Open Weights vs Open Source Open Weights vs Open Source | Zhiwei Li

Open Weights vs Open Source | Generated by AI

Home 2026.06

You’re right on the substance, and the distinction you’re drawing is the one that matters.

The “you can’t see inside the model” framing conflates two different things:

Open weights — you get the trained parameters. You can run it locally, inspect activations, probe it, fine-tune it, quantize it. GLM, Llama, Qwen, DeepSeek, etc. You literally can see “inside” in the mechanistic sense — every weight, every attention head, the full forward pass. Claude’s weights you cannot see; that part of Dario’s claim holds only for closed models like Claude itself.

Open source (full) — weights plus the training data, data-mixing/curation pipeline, training code, and recipe. This is what lets you actually reproduce and understand why the model is the way it is. Nemotron (NVIDIA released training data + recipes), OLMo (AI2, fully open including dolma dataset + training logs), and Pythia are the canonical examples. This is the real analogue to “seeing the source.”
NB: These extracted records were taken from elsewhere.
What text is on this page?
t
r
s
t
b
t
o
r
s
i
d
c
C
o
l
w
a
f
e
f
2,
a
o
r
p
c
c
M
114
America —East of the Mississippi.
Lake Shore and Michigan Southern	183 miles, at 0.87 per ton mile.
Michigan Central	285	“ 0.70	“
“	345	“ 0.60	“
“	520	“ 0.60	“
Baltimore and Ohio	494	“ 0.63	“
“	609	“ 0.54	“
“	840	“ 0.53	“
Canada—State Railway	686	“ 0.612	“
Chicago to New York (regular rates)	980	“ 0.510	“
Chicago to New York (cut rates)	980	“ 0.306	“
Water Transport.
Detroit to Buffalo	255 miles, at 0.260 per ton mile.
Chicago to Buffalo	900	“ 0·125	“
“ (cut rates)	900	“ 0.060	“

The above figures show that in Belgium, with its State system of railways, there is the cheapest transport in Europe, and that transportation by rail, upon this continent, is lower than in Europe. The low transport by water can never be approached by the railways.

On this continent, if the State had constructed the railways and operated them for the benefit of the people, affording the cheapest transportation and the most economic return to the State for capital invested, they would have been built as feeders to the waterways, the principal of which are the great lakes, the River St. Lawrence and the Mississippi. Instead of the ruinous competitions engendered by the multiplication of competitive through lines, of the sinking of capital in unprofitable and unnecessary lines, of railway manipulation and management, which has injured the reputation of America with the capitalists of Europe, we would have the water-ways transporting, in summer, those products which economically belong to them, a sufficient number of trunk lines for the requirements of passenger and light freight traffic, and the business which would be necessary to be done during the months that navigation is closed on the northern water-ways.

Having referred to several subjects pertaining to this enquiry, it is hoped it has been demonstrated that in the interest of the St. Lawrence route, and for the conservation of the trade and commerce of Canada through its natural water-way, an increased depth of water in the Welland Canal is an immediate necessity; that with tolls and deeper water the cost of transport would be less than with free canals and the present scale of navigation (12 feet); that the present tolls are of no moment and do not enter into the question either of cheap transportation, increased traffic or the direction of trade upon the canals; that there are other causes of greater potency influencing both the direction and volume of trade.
So the precise rebuttal to the open-source-vs-open-weights gotcha:

  • Open weights ≠ open source — the OSI even published a formal Open Source AI Definition (OSAID) in late 2024 partly to police exactly this. Most “open” models (Llama, GLM) are weights-available, often under non-OSI licenses with use restrictions.
  • But “you can’t see inside the model” is still wrong for any open-weights model. The weights are the model. Interpretability research (SAEs, probing, activation patching) runs on exactly these. Closedness is about access, not some inherent opacity.
  • The fully-reproducible tier (OLMo, Nemotron data releases, Pythia) is where “see the source” becomes literal — you can rerun the pipeline and get a comparable model.

The cleaner way to put it: closed models hide the artifact, open-weights models hide the production process but expose the artifact, and fully-open models expose both. Dario’s analogy fails because for open weights the “binary” and the “running internals” are both fully available — what’s missing is the build system, not the source-you-can-inspect.

One caveat worth noting: even with full weights + data + code, “understanding” the model is still bounded by interpretability being unsolved — you can see every weight and still not know what a given circuit computes. So “see the source” in the software sense (readable, intentional logic) never fully transfers to neural nets regardless of openness. That’s a fair point neither side usually makes.